Prevent unsigned integer overflow in multiplication

[25077667]

The current implementation involves multiplying values that could potentially result in an overflow when converted to size_t, specifically when dealing with unsigned int. To address this issue as identified by CodeQL, we propose a solution.

By incorporating uint64_t{1} into the calculation, we intentionally promote the multiplication type to uint64_t before the result is computed. This strategic promotion helps mitigate the risk of overflow.

It's important to note that we've opted for this approach instead of using static_cast<uint64_t>() due to concerns about code readability and consistency. Using static_cast<uint64_t>() on both the left and right operands would lead to a lengthier expression, potentially impacting clarity. By introducing uint64_t{1}, we achieve our goal of preventing overflow while maintaining a more elegant code structure. This approach ensures that the promotion is uniform and balanced across both sides of the expression.

[randombit]

@25077667 thanks for your contribution. I don't think this is quite how we'd want to address it since for systems that use 32 bit size_t we'll cause other warnings due to integer truncation.

@reneme it seems all of the implicated expressions use params.n which returns a uint32_t.
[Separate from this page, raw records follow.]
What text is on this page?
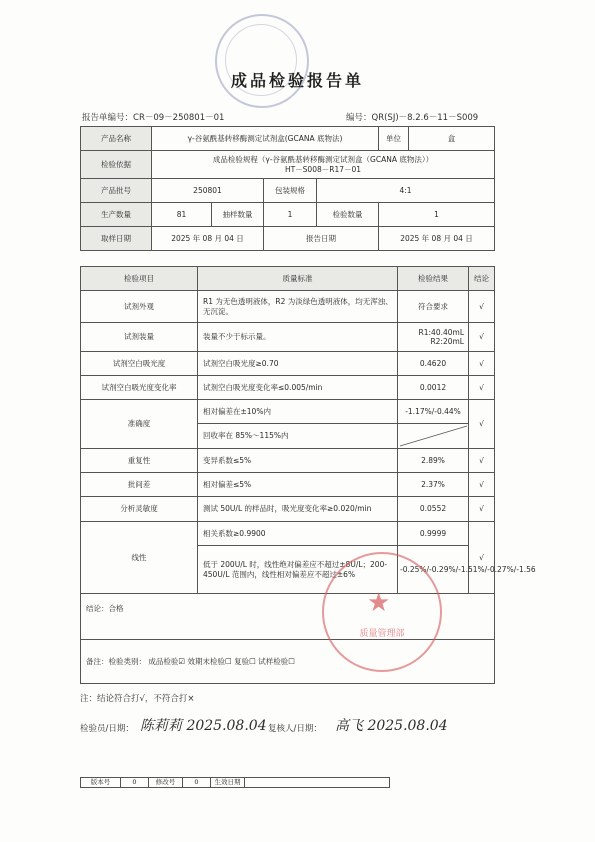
成品检验报告单
报告单编号：CR－09－250801－01	编号：QR(SJ)－8.2.6－11－S009
产品名称	γ-谷氨酰基转移酶测定试剂盒(GCANA 底物法)				单位	盒
检验依据	成品检验规程（γ-谷氨酰基转移酶测定试剂盒（GCANA 底物法））
HT－S008－R17－01					

产品批号	250801		包装规格	4:1		
生产数量	81	抽样数量	1	检验数量	1	
取样日期	2025 年 08 月 04 日		报告日期		2025 年 08 月 04 日	
检验项目	质量标准	检验结果	结论
试剂外观	R1 为无色透明液体，R2 为淡绿色透明液体，均无浑浊、无沉淀。	符合要求	√
试剂装量	装量不少于标示量。	R1:40.40mL
R2:20mL	√
试剂空白吸光度	试剂空白吸光度≥0.70	0.4620	√
试剂空白吸光度变化率	试剂空白吸光度变化率≤0.005/min	0.0012	√
准确度	相对偏差在±10%内	-1.17%/-0.44%	√
	回收率在 85%～115%内	

重复性	变异系数≤5%	2.89%	√
批间差	相对偏差≤5%	2.37%	√
分析灵敏度	测试 50U/L 的样品时，吸光度变化率≥0.020/min	0.0552	√
线性	相关系数≥0.9900	0.9999	√
	低于 200U/L 时，线性绝对偏差应不超过±8U/L；200-450U/L 范围内，线性相对偏差应不超过±6%	-0.25%/-0.29%/-1.51%/-0.27%/-1.56	
结论：合格			
备注：检验类别： 成品检验☑ 效期末检验☐ 复验☐ 试样检验☐			
★
质量管理部
注：结论符合打√，不符合打×
检验员/日期： 陈莉莉 2025.08.04 复核人/日期： 高飞 2025.08.04
版本号	0	修改号	0	生效日期	
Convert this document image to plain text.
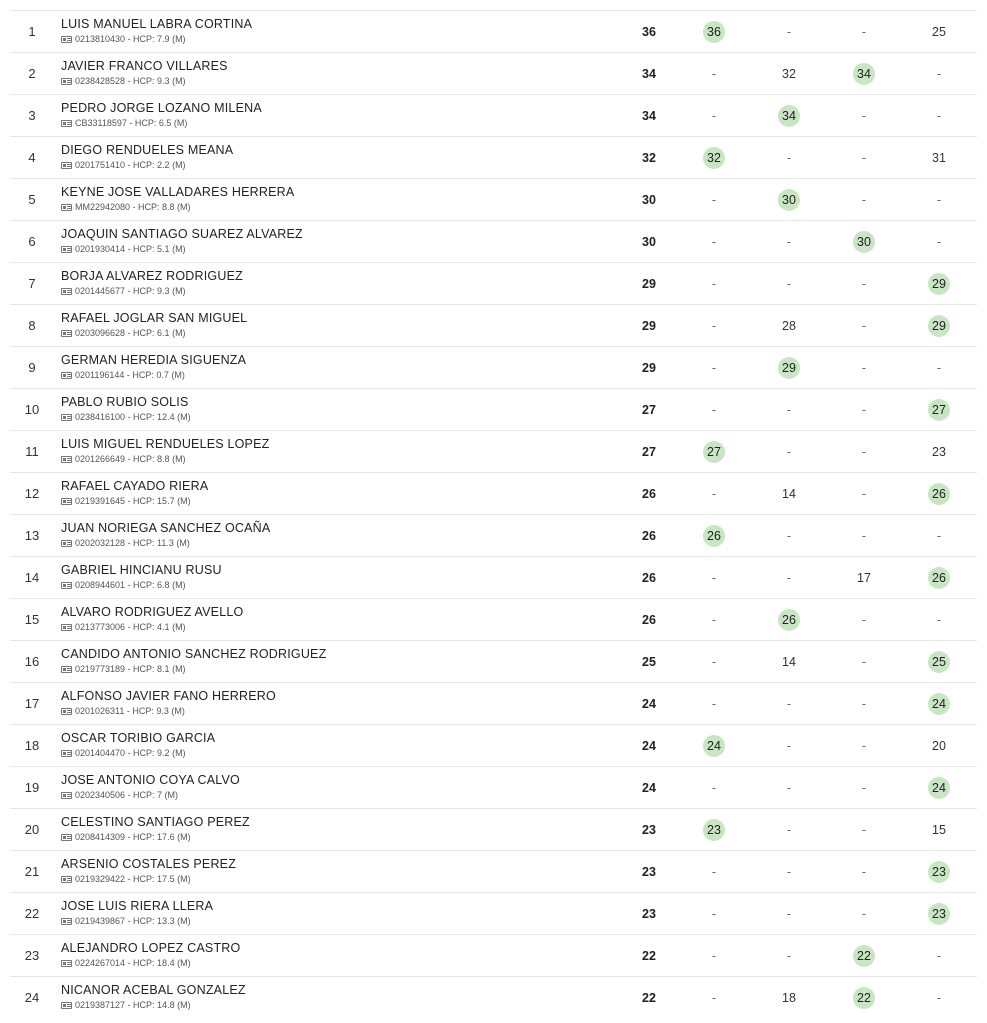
1	LUIS MANUEL LABRA CORTINA
0213810430 - HCP: 7.9 (M)
36	36	-	-	25
2	JAVIER FRANCO VILLARES
0238428528 - HCP: 9.3 (M)
34	-	32	34	-
3	PEDRO JORGE LOZANO MILENA
CB33118597 - HCP: 6.5 (M)
34	-	34	-	-
4	DIEGO RENDUELES MEANA
0201751410 - HCP: 2.2 (M)
32	32	-	-	31
5	KEYNE JOSE VALLADARES HERRERA
MM22942080 - HCP: 8.8 (M)
30	-	30	-	-
6	JOAQUIN SANTIAGO SUAREZ ALVAREZ
0201930414 - HCP: 5.1 (M)
30	-	-	30	-
7	BORJA ALVAREZ RODRIGUEZ
0201445677 - HCP: 9.3 (M)
29	-	-	-	29
8	RAFAEL JOGLAR SAN MIGUEL
0203096628 - HCP: 6.1 (M)
29	-	28	-	29
9	GERMAN HEREDIA SIGUENZA
0201196144 - HCP: 0.7 (M)
29	-	29	-	-
10	PABLO RUBIO SOLIS
0238416100 - HCP: 12.4 (M)
27	-	-	-	27
11	LUIS MIGUEL RENDUELES LOPEZ
0201266649 - HCP: 8.8 (M)
27	27	-	-	23
12	RAFAEL CAYADO RIERA
0219391645 - HCP: 15.7 (M)
26	-	14	-	26
13	JUAN NORIEGA SANCHEZ OCAÑA
0202032128 - HCP: 11.3 (M)
26	26	-	-	-
14	GABRIEL HINCIANU RUSU
0208944601 - HCP: 6.8 (M)
26	-	-	17	26
15	ALVARO RODRIGUEZ AVELLO
0213773006 - HCP: 4.1 (M)
26	-	26	-	-
16	CANDIDO ANTONIO SANCHEZ RODRIGUEZ
0219773189 - HCP: 8.1 (M)
25	-	14	-	25
17	ALFONSO JAVIER FANO HERRERO
0201026311 - HCP: 9.3 (M)
24	-	-	-	24
18	OSCAR TORIBIO GARCIA
0201404470 - HCP: 9.2 (M)
24	24	-	-	20
19	JOSE ANTONIO COYA CALVO
0202340506 - HCP: 7 (M)
24	-	-	-	24
20	CELESTINO SANTIAGO PEREZ
0208414309 - HCP: 17.6 (M)
23	23	-	-	15
21	ARSENIO COSTALES PEREZ
0219329422 - HCP: 17.5 (M)
23	-	-	-	23
22	JOSE LUIS RIERA LLERA
0219439867 - HCP: 13.3 (M)
23	-	-	-	23
23	ALEJANDRO LOPEZ CASTRO
0224267014 - HCP: 18.4 (M)
22	-	-	22	-
24	NICANOR ACEBAL GONZALEZ
0219387127 - HCP: 14.8 (M)
22	-	18	22	-
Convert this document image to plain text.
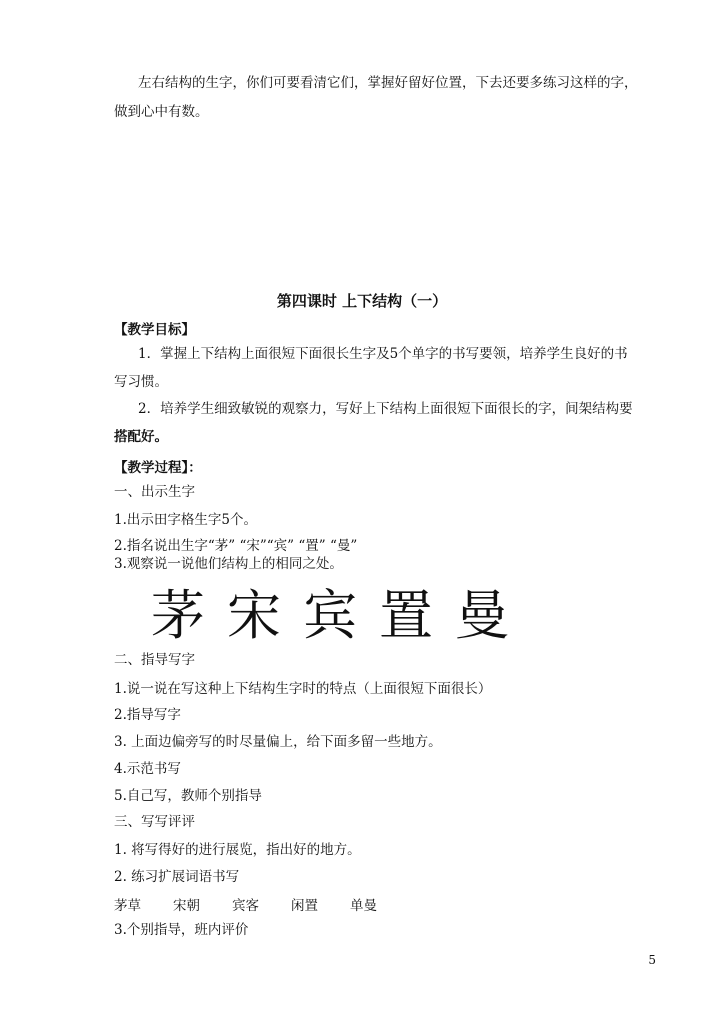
左右结构的生字，你们可要看清它们，掌握好留好位置，下去还要多练习这样的字，
做到心中有数。
第四课时 上下结构（一）
【教学目标】
1．掌握上下结构上面很短下面很长生字及5个单字的书写要领，培养学生良好的书
写习惯。
2．培养学生细致敏锐的观察力，写好上下结构上面很短下面很长的字，间架结构要
搭配好。
【教学过程】：
一、出示生字
1.出示田字格生字5个。
2.指名说出生字“茅” “宋”“宾” “置” “曼”
3.观察说一说他们结构上的相同之处。
茅 宋 宾 置 曼
二、指导写字
1.说一说在写这种上下结构生字时的特点（上面很短下面很长）
2.指导写字
3. 上面边偏旁写的时尽量偏上，给下面多留一些地方。
4.示范书写
5.自己写，教师个别指导
三、写写评评
1. 将写得好的进行展览，指出好的地方。
2. 练习扩展词语书写
茅草 宋朝 宾客 闲置 单曼
3.个别指导，班内评价
5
What do you think about either changing this return type, or alternately adding another getter on the params which returns n upcasted to a size_t?

[reneme]

Albeit technically correct, I'm sure those CodeQL findings are false positives for the specified parameter sets of SPHINCS+. Nevertheless: Maybe we should promote all algorithm parameters (and their getter methods) in sp_parameters.h to size_t. That would probably be the most concise option.

[randombit]

I'm sure those CodeQL findings are false positives for the specified parameter sets of SPHINCS+

Yes, I already checked them initially when CodeQL was turned on and agree they are not really relevant/possible.

But I do think we should address them some way or another; quoting goals.rst

Within reason, all warnings from compilers and static analyzers should be addressed, even if they seem like false positives, because that maximizes the signal value of new warnings from the tool.

Maybe we should promote all algorithm parameters (and their getter methods) in sp_parameters.h to size_t.

If that's an option that seems best to me. I had thought these were uint32_t for some structure packing reason (eg we somewhere do store_le(something_derived_from_params) and needed that to be precisely 32 bits. If that's not the case, having them be size_t is certainly preferable.